A better and more portable approach (you have some inherent non-portability by starting from a not clearly specified binary file format), would be:
std::vector<int> swap_and_sort_int_pairs(const unsigned char buffer[], size_t buflen) {
const size_t intsz = sizeof(int);
// We have to assume that the binary format in buffer is compatible with our int representation
// we also require an even number of integers
assert(buflen % (2*intsz) == 0);
// load pairwise
std::vector< std::pair<int,int> > pairs;
pairs.reserve(buflen/(2*intsz));
for (const unsigned char* bufp=buffer; bufp<buffer+buflen; bufp+= 2*intsz) {
// It would be better to have a more portable binary -> int conversion
int first_value = *reinterpret_cast<int*>(bufp);
int second_value = *reinterpret_cast<int*>(bufp + intsz);
// swap each pair here
pairs.emplace_back( second_value, firstvalue );
}
// less<pair<..>> does lexicographical ordering, which is what you are looking ofr
std::sort(pairs.begin(), pairs.end());
// convert back to linear vector
std::vector<int> result;
result.reserve(2*pairs.size());
for (auto& entry : pairs) {
result.push_back(entry.first);
result.push_back(entry.second);
}
return result;
}
Both the inital parse/swap pass (which you need anyway) and the final conversion are O(N), so the total complexity is still (O(N log(N)).
If you can continue to work with pairs, you can save the final conversion. The other way to save that conversion would be to use a hand-coded sort with two-int strides and two-int swap: much more work - and possibly still hard to get as efficient as a well-tuned library sort.
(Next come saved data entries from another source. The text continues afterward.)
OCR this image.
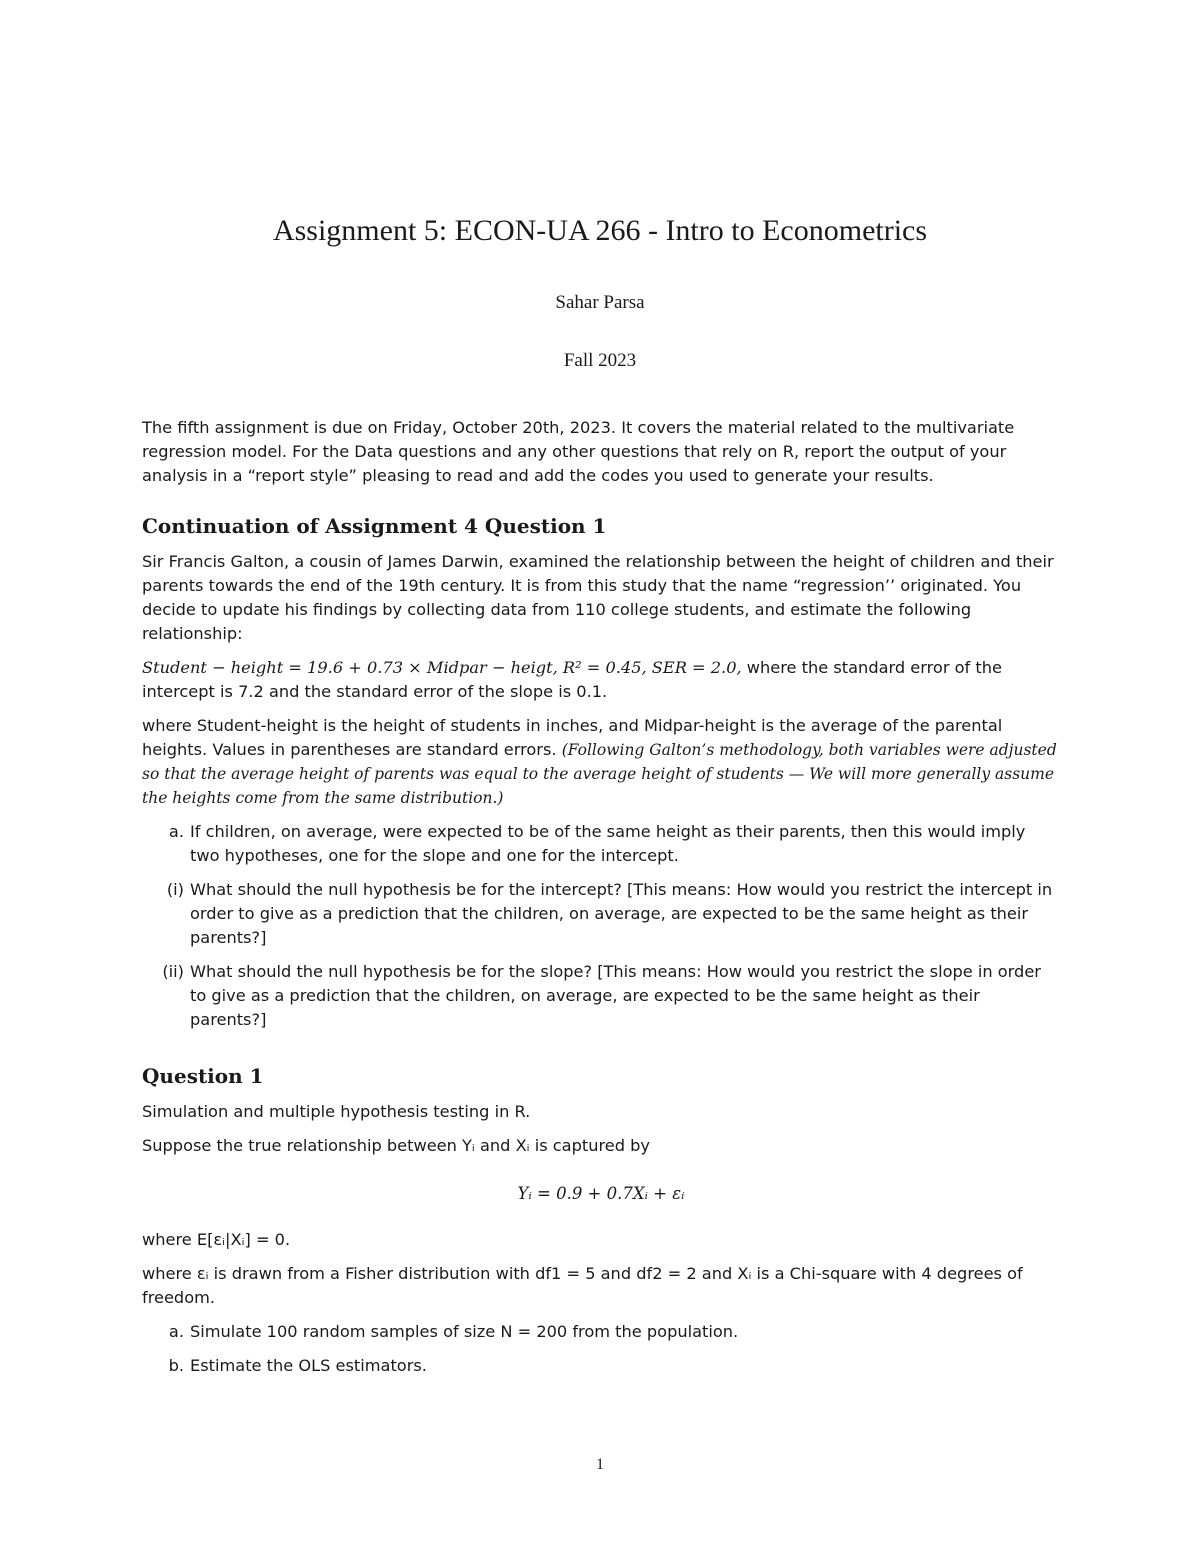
Assignment 5: ECON-UA 266 - Intro to Econometrics
Sahar Parsa
Fall 2023

The fifth assignment is due on Friday, October 20th, 2023. It covers the material related to the multivariate regression model. For the Data questions and any other questions that rely on R, report the output of your analysis in a “report style” pleasing to read and add the codes you used to generate your results.

Continuation of Assignment 4 Question 1

Sir Francis Galton, a cousin of James Darwin, examined the relationship between the height of children and their parents towards the end of the 19th century. It is from this study that the name “regression’’ originated. You decide to update his findings by collecting data from 110 college students, and estimate the following relationship:

Student − height = 19.6 + 0.73 × Midpar − heigt, R² = 0.45, SER = 2.0, where the standard error of the intercept is 7.2 and the standard error of the slope is 0.1.

where Student-height is the height of students in inches, and Midpar-height is the average of the parental heights. Values in parentheses are standard errors. (Following Galton’s methodology, both variables were adjusted so that the average height of parents was equal to the average height of students — We will more generally assume the heights come from the same distribution.)

a. If children, on average, were expected to be of the same height as their parents, then this would imply two hypotheses, one for the slope and one for the intercept.
(i) What should the null hypothesis be for the intercept? [This means: How would you restrict the intercept in order to give as a prediction that the children, on average, are expected to be the same height as their parents?]
(ii) What should the null hypothesis be for the slope? [This means: How would you restrict the slope in order to give as a prediction that the children, on average, are expected to be the same height as their parents?]
Question 1

Simulation and multiple hypothesis testing in R.

Suppose the true relationship between Yᵢ and Xᵢ is captured by

Yᵢ = 0.9 + 0.7Xᵢ + εᵢ

where E[εᵢ|Xᵢ] = 0.

where εᵢ is drawn from a Fisher distribution with df1 = 5 and df2 = 2 and Xᵢ is a Chi-square with 4 degrees of freedom.

a. Simulate 100 random samples of size N = 200 from the population.
b. Estimate the OLS estimators.
1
Do one thing at a time. First, give your data some *struct*ure. It seems that each 8 byte form a unit of the
form
struct unit {
int key;
int value;
}
If the endianness is right, you can do this in O(1) with a reinterpret_cast. If it isn't, you'll have to live with a O(n) conversion effort. Both vanish compared to the O(n log n) search effort.
When you have an array of these units, you can use std::sort like:
bool compare_units(const unit& a, const unit& b) {
return a.key < b.key;
}
std::sort(array, length, compare_units);
The key to this solution is that you do the "swapping" and byte-interpretation first and then do the sorting.